Autumn Winter 2022
Moving to Milan during her formative teenage years had a profound impact on Emilia’s design aesthetic. She became infatuated by the city’s architecture and the mirrored sartorial codes of Milanese women, whose style melded tradition and rigour with femininity, modernity, and discreet glamour.
For Autumn Winter 2022 Emilia conjures a modern-day muse who, in keeping with these women, leads a multi-layered lifestyle. The collection is Emilia’s take on contemporary women’s wardrobes, re-interpreted from and informed by the women of the past.

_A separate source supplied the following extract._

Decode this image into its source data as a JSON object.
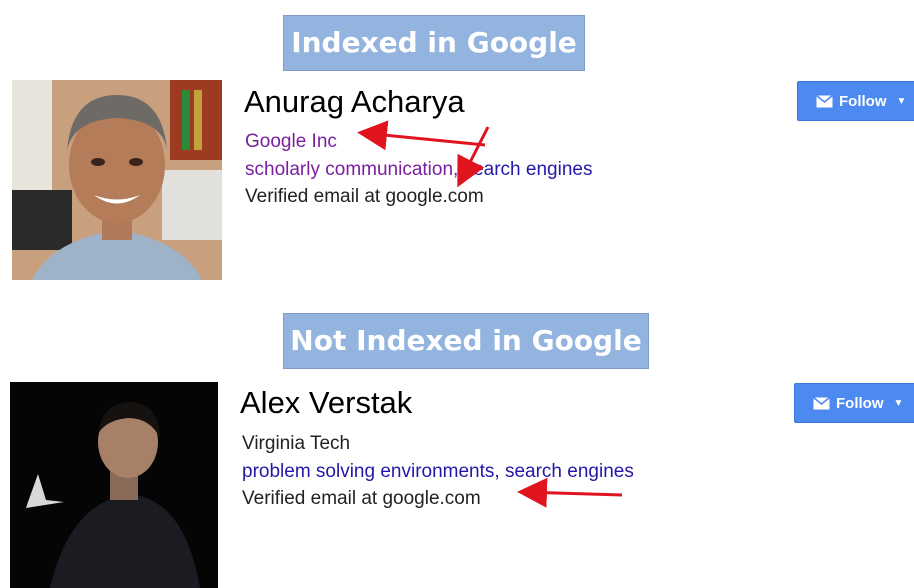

At the same time, the season is also a love letter to the masterful cinematography of Italian film director Michelangelo Antonioni. His entrancing visual vocabulary combined the imposing, modernist architecture of mid-century Italy with the elegance of the fashionable bourgeoisie. Particular attention is paid to two of Antonioni’s seminal films:
L’Avventura (1960) and La Notte (1961), along with their leading muse, the actress Monica Vitti, whose enigmatic spirit is captured in the collection.
Boundaries between day wear and evening wear, masculine and feminine are blurred. The opening looks are Emilia’s take on power dressing; Exaggerated suits, rendered in tactile mohair, have a handsome effect. Sober brown and camel shades are juxtaposed with powder pink. Flannel tailoring is contrasted with playful crop tops.

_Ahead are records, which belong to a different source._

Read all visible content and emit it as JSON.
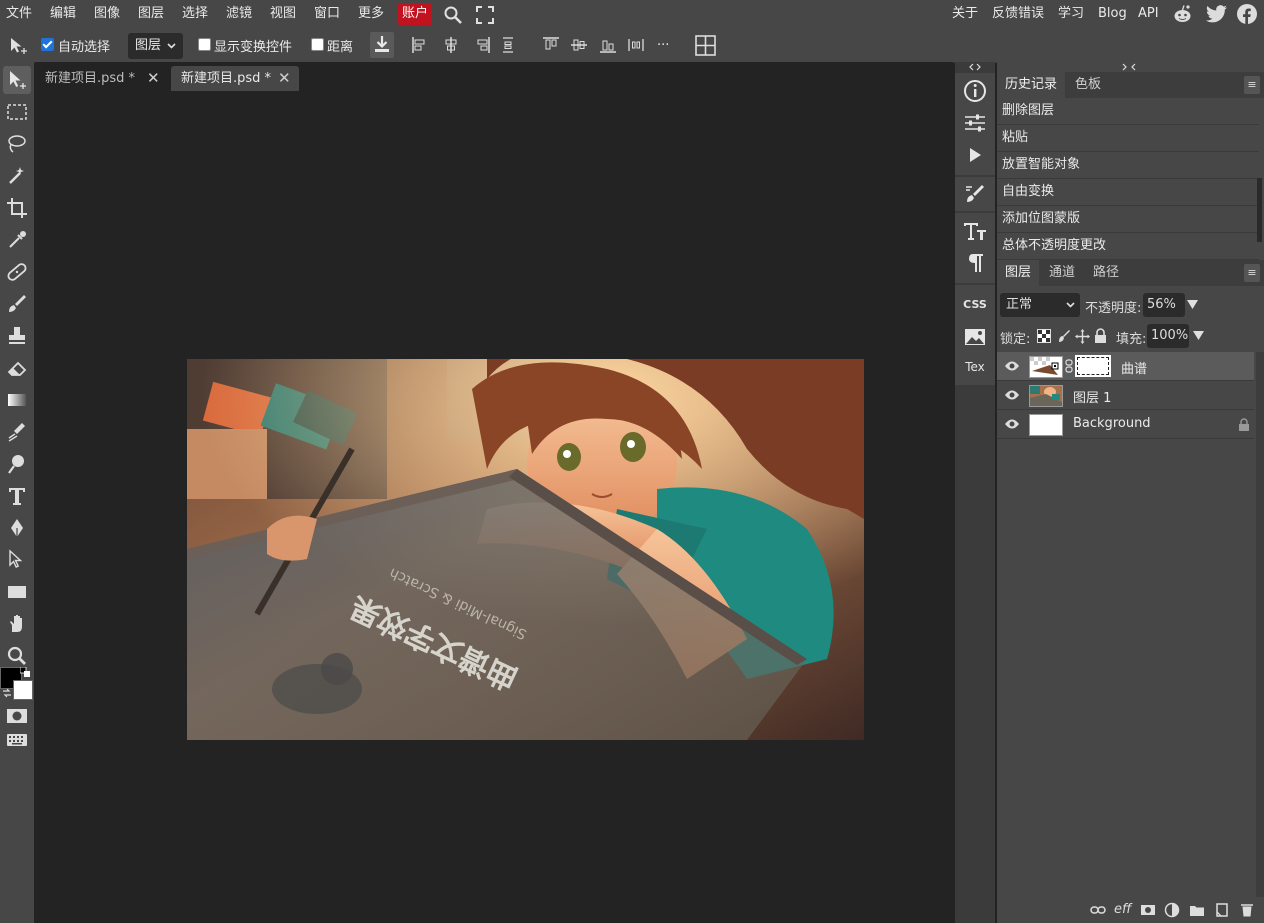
{
  "menubar": {
    "items": [
      "文件",
      "编辑",
      "图像",
      "图层",
      "选择",
      "滤镜",
      "视图",
      "窗口",
      "更多",
      "账户"
    ],
    "right_links": [
      "关于",
      "反馈错误",
      "学习",
      "Blog",
      "API"
    ],
    "icons": [
      "search-icon",
      "fullscreen-icon",
      "reddit-icon",
      "twitter-icon",
      "facebook-icon"
    ]
  },
  "options": {
    "auto_select_label": "自动选择",
    "auto_select_checked": true,
    "target_select": "图层",
    "show_transform_label": "显示变换控件",
    "distance_label": "距离",
    "more_label": "..."
  },
  "tabs": [
    {
      "label": "新建项目.psd *",
      "active": false
    },
    {
      "label": "新建项目.psd *",
      "active": true
    }
  ],
  "midcol": {
    "text_labels": [
      "CSS",
      "Tex"
    ]
  },
  "history": {
    "tabs": [
      "历史记录",
      "色板"
    ],
    "items": [
      "删除图层",
      "粘贴",
      "放置智能对象",
      "自由变换",
      "添加位图蒙版",
      "总体不透明度更改"
    ]
  },
  "layers": {
    "tabs": [
      "图层",
      "通道",
      "路径"
    ],
    "blend_mode": "正常",
    "opacity_label": "不透明度:",
    "opacity_value": "56%",
    "lock_label": "锁定:",
    "fill_label": "填充:",
    "fill_value": "100%",
    "rows": [
      {
        "name": "曲谱",
        "selected": true,
        "visible": true
      },
      {
        "name": "图层 1",
        "selected": false,
        "visible": true
      },
      {
        "name": "Background",
        "selected": false,
        "visible": true,
        "locked": true
      }
    ]
  },
  "colors": {
    "accent": "#c1121f",
    "foreground": "#000000",
    "background": "#ffffff"
  }
}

The austerity of the day and the opulence of the night become one. A houndstooth overcoat is thrown over a crepe slip dress and opera gloves. A collared merino knit is paired with a voluminous duchesse satin skirt. Knee high socks are worn with satin slingbacks. The overall effect is insouciant, but pristine. Glamourous, but not fussy.
Chocolate brown effortlessly translates from day to night (Emilia has always found brown to be a romantic and seductive colour), whilst monochromatic black is punctuated by sumptuous hues of burgundy, fuchsia, rose and chartreuse.
A timeless, silk georgette slip dress directly references the party outfit worn by Monica Vitti in La Notte, later updated with swinging, hand-sewn crystals. A signature silhouette of peplum dresses worn over straight pencil skirts is inspired by 1960’s eveningwear styles in L’Avventura, along with scooped, triangular necklines. Delicate lace is blown up, appliquéd and cut to clean, almost graphic shapes. There is a sense of simplicity and essentialism which undercuts the lavish atmosphere.
A blue baroque printed evening gown inspired by wallpaper is cut to exacting proportions, simulating the contrasts between grandeur and simplicity in Milanese interiors. The narrative threads of fashion and architecture intertwine. A sequence of satin eveningwear looks printed with a painterly check are inspired by recurring checkerboard motifs in
Antonioni’s films, in which squares are spliced into windowpanes, tiles, floors, and even cut into grass.
This print is blown up to oversize proportions in the film’s backdrop. Like the vast cityscapes of Antonioni’s work, the checkerboard set has an almost hypnotic effect. Yet the eye is drawn distinctly to the woman. Her self-assured vigour and poise holds the frame and commands attention.